L’Homme dans l’Impasse Ecologique ?
Pierre-Yves Longaretti
Le poids de l’activité humaine sur l’écosystème global, totalement négligeable durant la quasi-totalité de
l’histoire humaine, est aujourd’hui devenu si important qu’il déséquilibre l’environnement naturel dont cette
activité dépend. L’ère industrielle a ouvert une période de croissance matérielle exponentielle, qui, amplifiée par
la croissance elle aussi exponentielle de la population humaine et des espèces qu’elle a domestiquées, perturbe
de façon considérable les écosystèmes naturels, et peut mettre en danger à moyen terme — quelques dizaines
d’années — la survie d’un grand nombre d’espèces, y compris l’homme lui-même.
L’humanité doit faire face à des menaces de tous ordres, qu’elle a largement contribué à créer. La plus
connue est le réchauffement climatique, et sa kyrielle de phénomènes climatiques extrêmes. Le rôle des
émissions humaines de gaz à effet de serre sur ce réchauffement — lié principalement à notre utilisation des
carburant fossiles : pétrole, gaz naturel, charbon — n’est plus à démontrer. Mais l’étau se resserre de toutes
parts : déplétion des ressources en eau douce, baisse de fertilité des sols dans les plus grandes régions agricoles
du monde, progression de la désertification, explosion démographique dans les régions les plus fragiles… la liste
est longue ; nombre de ces phénomènes se renforcent mutuellement, exigeant une réponse rapide et de grande
ampleur si l’on souhaite éviter le pire pour des pans entiers de l’humanité et du monde vivant.

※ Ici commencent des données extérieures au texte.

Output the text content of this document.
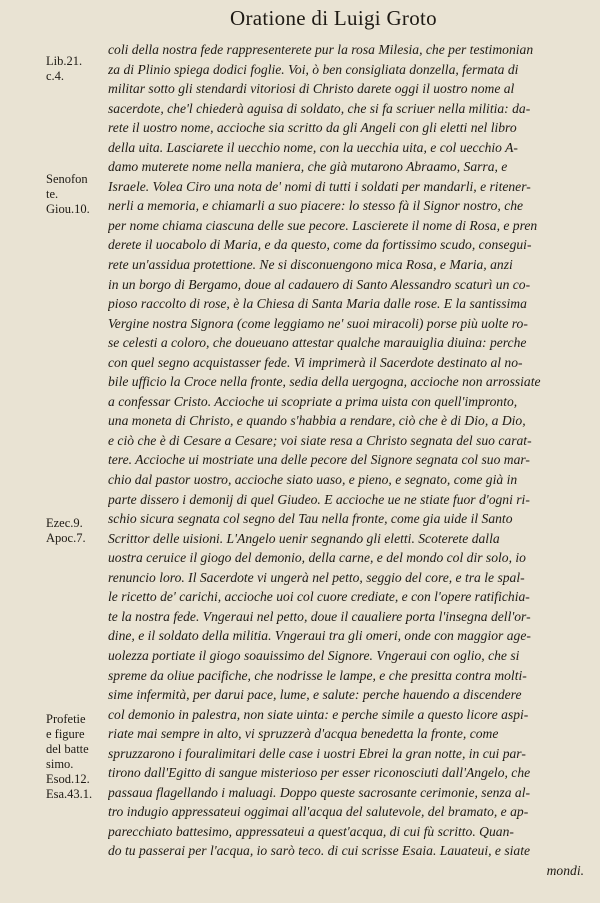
Oratione di Luigi Groto
Lib.21.
c.4.
Senofon
te.
Giou.10.
Ezec.9.
Apoc.7.
Profetie
e figure
del batte
simo.
Esod.12.
Esa.43.1.
coli della nostra fede rappresenterete pur la rosa Milesia, che per testimonian
za di Plinio spiega dodici foglie. Voi, ò ben consigliata donzella, fermata di
militar sotto gli stendardi vitoriosi di Christo darete oggi il uostro nome al
sacerdote, che'l chiederà aguisa di soldato, che si fa scriuer nella militia: da-
rete il uostro nome, accioche sia scritto da gli Angeli con gli eletti nel libro
della uita. Lasciarete il uecchio nome, con la uecchia uita, e col uecchio A-
damo muterete nome nella maniera, che già mutarono Abraamo, Sarra, e
Israele. Volea Ciro una nota de' nomi di tutti i soldati per mandarli, e ritener-
nerli a memoria, e chiamarli a suo piacere: lo stesso fà il Signor nostro, che
per nome chiama ciascuna delle sue pecore. Lascierete il nome di Rosa, e pren
derete il uocabolo di Maria, e da questo, come da fortissimo scudo, consegui-
rete un'assidua protettione. Ne si disconuengono mica Rosa, e Maria, anzi
in un borgo di Bergamo, doue al cadauero di Santo Alessandro scaturì un co-
pioso raccolto di rose, è la Chiesa di Santa Maria dalle rose. E la santissima
Vergine nostra Signora (come leggiamo ne' suoi miracoli) porse più uolte ro-
se celesti a coloro, che doueuano attestar qualche marauiglia diuina: perche
con quel segno acquistasser fede. Vi imprimerà il Sacerdote destinato al no-
bile ufficio la Croce nella fronte, sedia della uergogna, accioche non arrossiate
a confessar Cristo. Accioche ui scopriate a prima uista con quell'impronto,
una moneta di Christo, e quando s'habbia a rendare, ciò che è di Dio, a Dio,
e ciò che è di Cesare a Cesare; voi siate resa a Christo segnata del suo carat-
tere. Accioche ui mostriate una delle pecore del Signore segnata col suo mar-
chio dal pastor uostro, accioche siato uaso, e pieno, e segnato, come già in
parte dissero i demonij di quel Giudeo. E accioche ue ne stiate fuor d'ogni ri-
schio sicura segnata col segno del Tau nella fronte, come gia uide il Santo
Scrittor delle uisioni. L'Angelo uenir segnando gli eletti. Scoterete dalla
uostra ceruice il giogo del demonio, della carne, e del mondo col dir solo, io
renuncio loro. Il Sacerdote vi ungerà nel petto, seggio del core, e tra le spal-
le ricetto de' carichi, accioche uoi col cuore crediate, e con l'opere ratifichia-
te la nostra fede. Vngeraui nel petto, doue il caualiere porta l'insegna dell'or-
dine, e il soldato della militia. Vngeraui tra gli omeri, onde con maggior age-
uolezza portiate il giogo soauissimo del Signore. Vngeraui con oglio, che si
spreme da oliue pacifiche, che nodrisse le lampe, e che presitta contra molti-
sime infermità, per darui pace, lume, e salute: perche hauendo a discendere
col demonio in palestra, non siate uinta: e perche simile a questo licore aspi-
riate mai sempre in alto, vi spruzzerà d'acqua benedetta la fronte, come
spruzzarono i fouralimitari delle case i uostri Ebrei la gran notte, in cui par-
tirono dall'Egitto di sangue misterioso per esser riconosciuti dall'Angelo, che
passaua flagellando i maluagi. Doppo queste sacrosante cerimonie, senza al-
tro indugio appressateui oggimai all'acqua del salutevole, del bramato, e ap-
parecchiato battesimo, appressateui a quest'acqua, di cui fù scritto. Quan-
do tu passerai per l'acqua, io sarò teco. di cui scrisse Esaia. Lauateui, e siate
mondi.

Cette situation est inédite sous plusieurs aspects. Diverses sociétés anciennes ont été confrontées à des
problèmes environnementaux qu’elles avaient partiellement ou totalement provoqués ; un certain nombre n’ont
pas su y faire face et ont disparu. Néanmoins, il s’agissait à chaque fois de problèmes locaux ou régionaux,
n’ayant pas d’impact sur la planète dans son ensemble ; par ailleurs, seuls quelques indicateurs
environnementaux ou sociétaux avaient dépassé la cote d’alerte dans ces sociétés. Pour la première fois, la
situation est dégradée globalement et non plus seulement localement, et sur tous les fronts à la fois. Ce problème
nous concerne tous. Les émissions de gaz carbonique locales s’homogénéisent dans l’atmosphère au niveau de
toute la planète en l’espace de quelques jours ; les tempêtes de sable créées par la désertification des zones
agricoles chinoises touchent les pays voisins, comme la Corée, et de plus en plus souvent le continent nord-
américain. Mais dans le même temps, notre connaissance des phénomènes en jeu et notre capacité à y faire face
n’a jamais été aussi grande.
Cette situation résulte, en dernière analyse, de la somme des comportements individuels, démultipliés à
l’échelle de l’humanité tout entière. Dans le même temps, même si un certain nombre de tendances ne pourront
pas être renversées à court ou moyen terme, et que des seuils de non retour ont déjà été franchis, des marges de
manœuvres importantes nous sont encore accessibles, et il nous incombe de les mettre en œuvre le plus
rapidement possible.
L’absence de réaction déterminée du monde politique comme du monde économique face à l’ampleur
des bouleversements écologiques mondiaux et à leurs implications géopolitiques, sociales et éthiques résulte
apparemment de plusieurs facteurs : inertie des modes de pensée et d’action dans un contexte de mandats courts
et de conflits d’intérêts entre groupes sociaux ; méconnaissance des modes d’organisation et d’évaluation socio-
économiques alternatifs envisageables — y compris dans le cadre d’une économie de marché adaptée à la
nouvelle donne planétaire — et compatibles avec les contraintes imposées par l’écosystème global dont nous
dépendons pour notre survie ; manque d’outils d’évaluation et d’outils de gestion suffisamment élaborés
permettant la mise en place d’une organisation socio-économique où seraient dissociés bien-être social et humain
et croissance du flux de ressources matérielles et énergétiques dans l’économie ; et, sous-tendant ces derniers
points, ubiquité de la pensée économique dominante, et de la philosophie qu’elle véhicule sur la nature de
l’Homme, dans tous les domaines de la Res Publica.